Blinken was supposed to not only meet with Qin but be hosted by him during a planned trip to Beijing in early February. That trip, of course, was canceled amid the furor that erupted after a surveillance balloon from China crossed over the continental United States. The U.S. shot down the balloon, then released a wave of damaging intelligence about a “a PRC fleet of balloons developed to conduct surveillance operations, which have also violated the sovereignty of other countries… including in East Asia, South Asia, and Europe.”
China responded with fury, accusing the U.S. of overreacting and objecting to the use of force against what it called an unmanned “civilian airship” used for scientific research. In Blinken’s last interaction with a Chinese official, top diplomat Wang Yi (Qin’s predecessor as foreign minister) told him that the United States needs to “demonstrate sincerity, and acknowledge and resolve the damage its abuse of force has done to China-U.S. relations.”
While in New Delhi, Qin also held talks with India’s External Affairs Minister S. Jaishankar. Predictably, the discussion centered on the tense situation along the disputed China-India border. The two countries have been locked in a military standoff at various sections of the border since spring 2020, highlighted by a deadly clash at Galwan Valley in May of that year.
Since then, India has repeatedly insisted that there can be no “business as usual” in the bilateral relationship unless the border tensions are addressed.
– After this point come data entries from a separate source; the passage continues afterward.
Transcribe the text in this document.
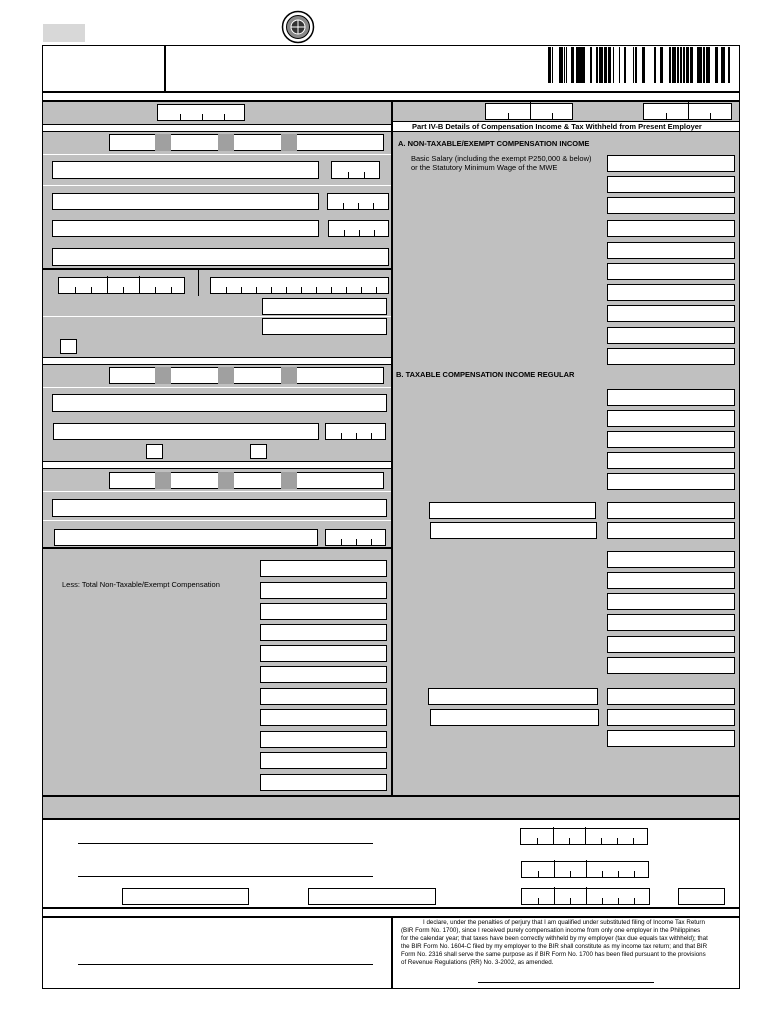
Less: Total Non-Taxable/Exempt Compensation
Part IV-B Details of Compensation Income & Tax Withheld from Present Employer
A. NON-TAXABLE/EXEMPT COMPENSATION INCOME
Basic Salary (including the exempt P250,000 & below)
or the Statutory Minimum Wage of the MWE
B. TAXABLE COMPENSATION INCOME REGULAR
I declare, under the penalties of perjury that I am qualified under substituted filing of Income Tax Return
(BIR Form No. 1700), since I received purely compensation income from only one employer in the Philippines
for the calendar year; that taxes have been correctly withheld by my employer (tax due equals tax withheld); that
the BIR Form No. 1604-C filed by my employer to the BIR shall constitute as my income tax return; and that BIR
Form No. 2316 shall serve the same purpose as if BIR Form No. 1700 has been filed pursuant to the provisions
of Revenue Regulations (RR) No. 3-2002, as amended.
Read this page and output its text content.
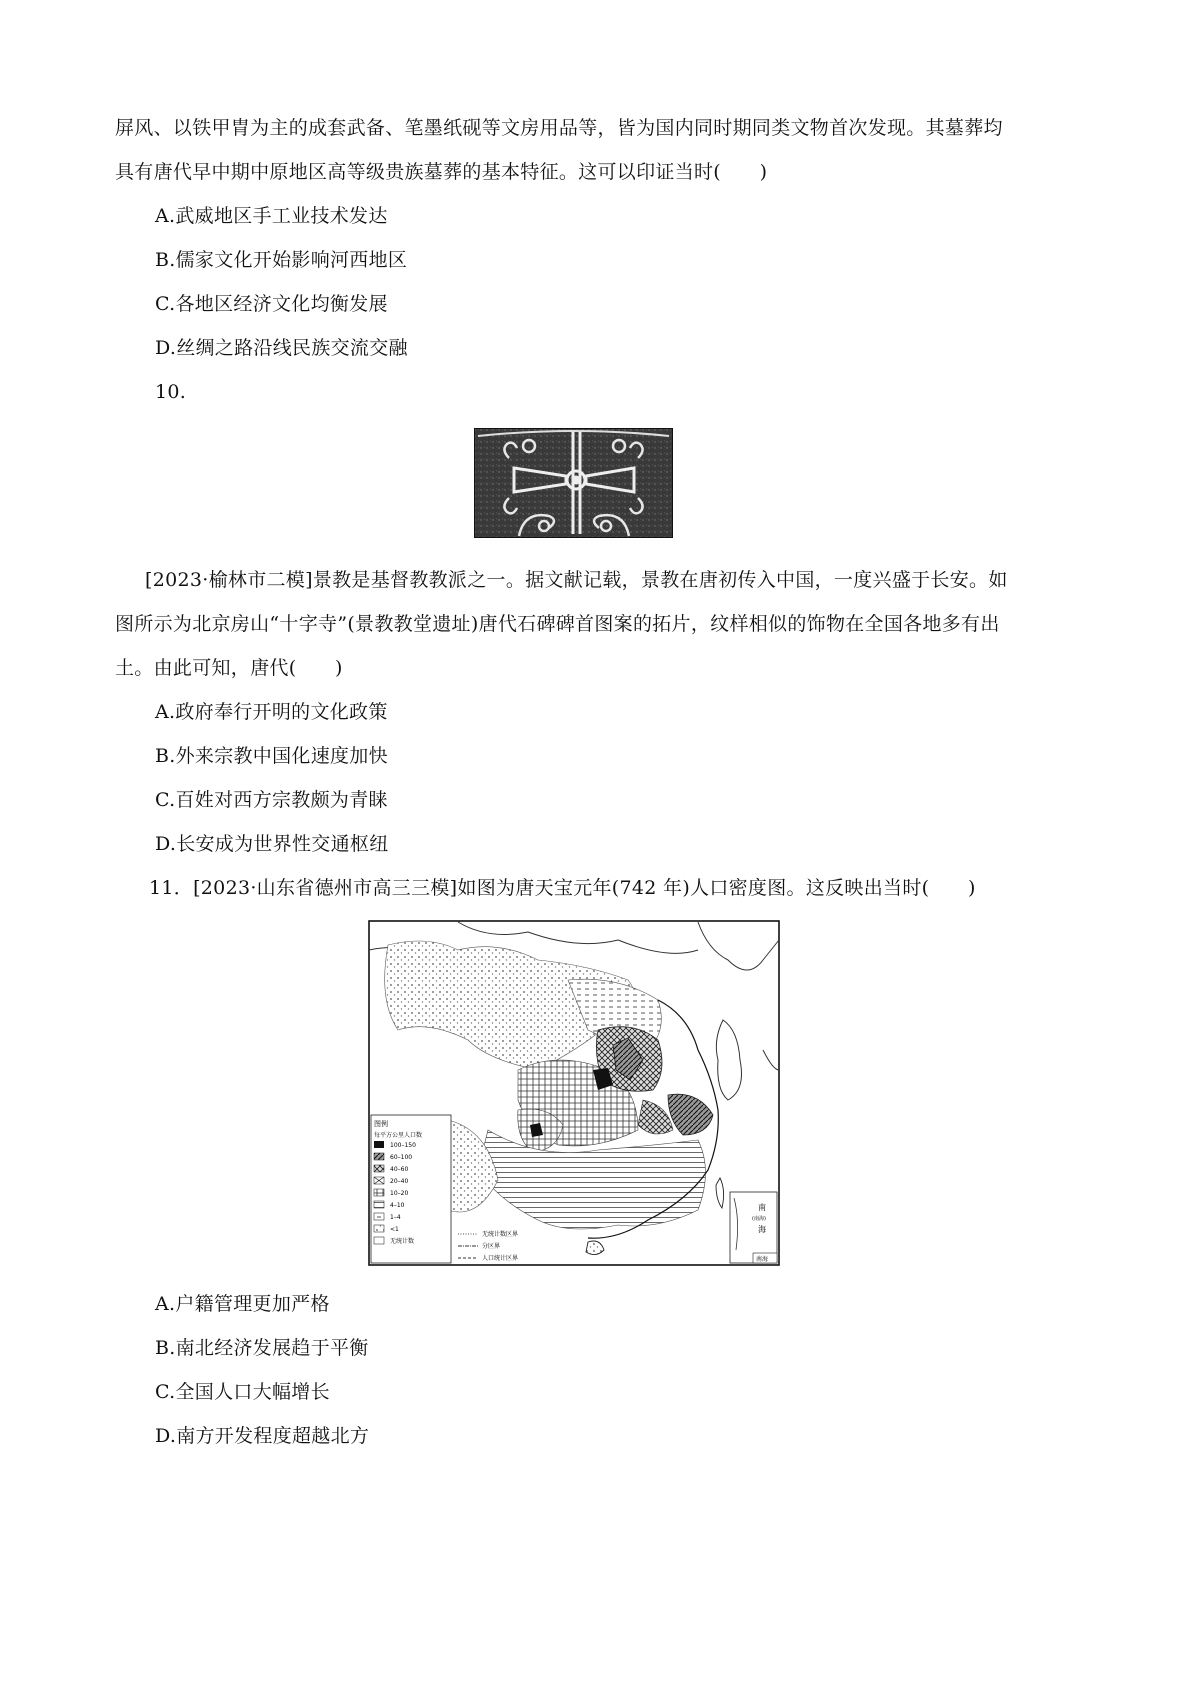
屏风、以铁甲胄为主的成套武备、笔墨纸砚等文房用品等，皆为国内同时期同类文物首次发现。其墓葬均
具有唐代早中期中原地区高等级贵族墓葬的基本特征。这可以印证当时(　　)
A.武威地区手工业技术发达
B.儒家文化开始影响河西地区
C.各地区经济文化均衡发展
D.丝绸之路沿线民族交流交融
10.
[2023·榆林市二模]景教是基督教教派之一。据文献记载，景教在唐初传入中国，一度兴盛于长安。如
图所示为北京房山“十字寺”(景教教堂遗址)唐代石碑碑首图案的拓片，纹样相似的饰物在全国各地多有出
土。由此可知，唐代(　　)
A.政府奉行开明的文化政策
B.外来宗教中国化速度加快
C.百姓对西方宗教颇为青睐
D.长安成为世界性交通枢纽
11．[2023·山东省德州市高三三模]如图为唐天宝元年(742 年)人口密度图。这反映出当时(　　)
图例
每平方公里人口数
100–150
60–100
40–60
20–40
10–20
4–10
1–4
<1
无统计数
无统计数区界
分区界
人口统计区界
南
(南海)
海
南海
A.户籍管理更加严格
B.南北经济发展趋于平衡
C.全国人口大幅增长
D.南方开发程度超越北方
China, meanwhile, advocated for “shelving” the border dispute and carrying on talks related to other issues – an approach many Indian analysts feel would benefit Beijing by effectively ceding newly occupied territory.
So far, India seems determined to stick to its guns and limit talks to the border. “Our discussions were focused on addressing current challenges to the bilateral relationship, especially peace and tranquillity in the border areas,” Jaishankar said on Twitter.
On the sidelines of the G-20, Qin also held bilateral meetings with the foreign ministers of Australia, Brazil, Germany, and Saudi Arabia.